Namor's voice boomed over the harbor, deep and harsh. "Surface world! You poison the oceans, you slaughter what you do not understand! For this, you will drown in the waters you have defiled!"

He thrust his arms forward, and the sea obeyed. A monstrous wave surged up, towering over the docks, curling like a hand ready to crush everything beneath it.

Jim darted higher, fire roaring louder with each breath. He thrust out both arms, and a blazing wall erupted across the path of the wave. Steam exploded into the air with a deafening hiss, clouds of vapor cloaking the waterfront in white mist. The heat shimmered, pushing against the water with furious strength, buying precious seconds for those still running below.

Namor's eyes narrowed, water dripping from his brow as he faced the burning figure. The blast of heat had struck him too—his skin stung, a faint burn marking his side. For an ordinary man it would have been devastating, but his Atlantean body knit itself back together almost as fast as it was hurt. The small bruise faded, leaving him untouched.

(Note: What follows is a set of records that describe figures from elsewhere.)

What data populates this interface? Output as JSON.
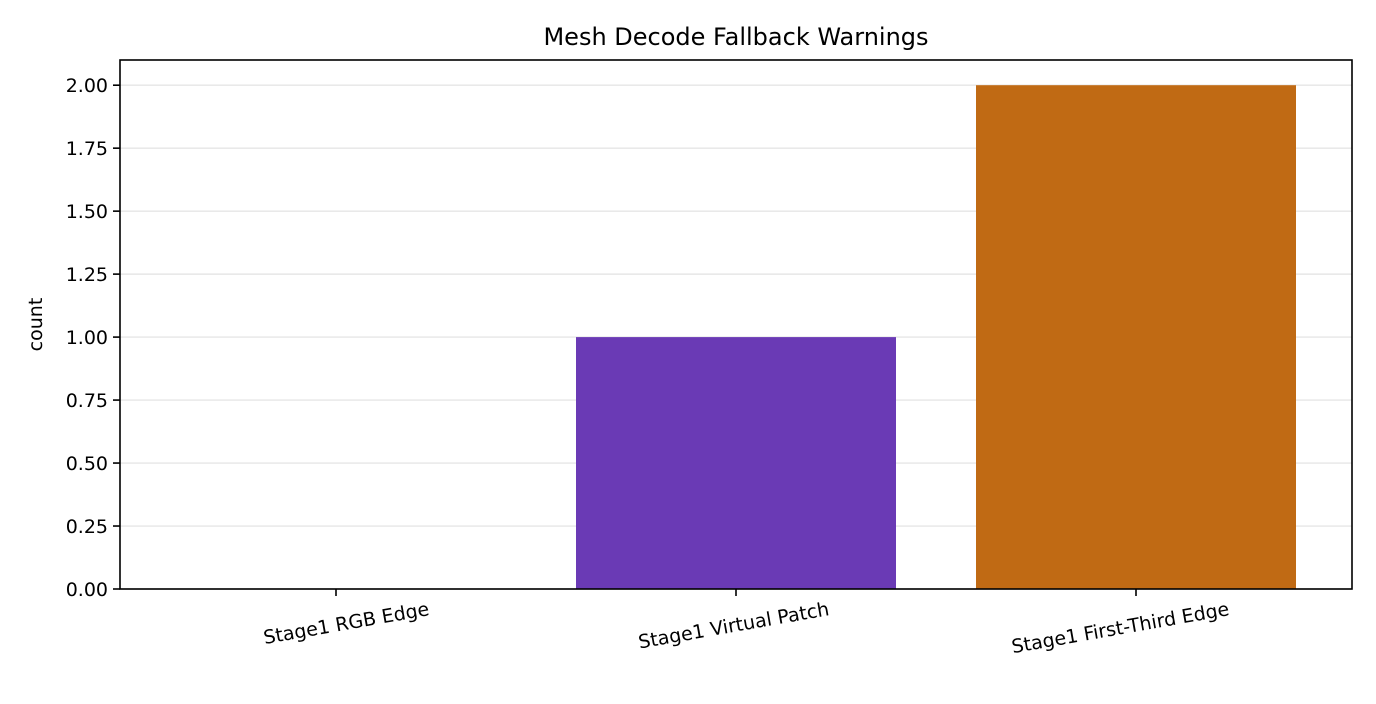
{
  "chart_data": {
    "type": "bar",
    "title": "Mesh Decode Fallback Warnings",
    "xlabel": "",
    "ylabel": "count",
    "categories": [
      "Stage1 RGB Edge",
      "Stage1 Virtual Patch",
      "Stage1 First-Third Edge"
    ],
    "values": [
      0,
      1,
      2
    ],
    "colors": [
      "#6a3ab5",
      "#6a3ab5",
      "#c06a14"
    ],
    "ylim": [
      0,
      2.1
    ],
    "yticks": [
      0,
      0.25,
      0.5,
      0.75,
      1.0,
      1.25,
      1.5,
      1.75,
      2.0
    ],
    "ytick_labels": [
      "0.00",
      "0.25",
      "0.50",
      "0.75",
      "1.00",
      "1.25",
      "1.50",
      "1.75",
      "2.00"
    ],
    "grid": "horizontal",
    "legend": "none"
  }
}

Still, he had felt it. That made him pause.

He hovered there in the mist, studying the flame with something like curiosity before his lips curved into a sharp smirk.

"So," he called out, his voice carrying over the clash of sea and fire. "The surface has its own champions now. A man of fire to guard their cities. Interesting."

Jim's flames rippled brighter, his voice steady but firm. "I'm not here for them. I'm here to stop you from hurting innocent people. Whatever your grudge is, leave them out of it."

Namor tilted his head, unimpressed. "Then come, Fire-Man. Show me how strong your protection truly is."

With that, the Sub-Mariner surged forward, cutting through the steam, his fists clenched and the waters rising behind him like a living shield.

And for the first time, fire and sea prepared to clash above New York.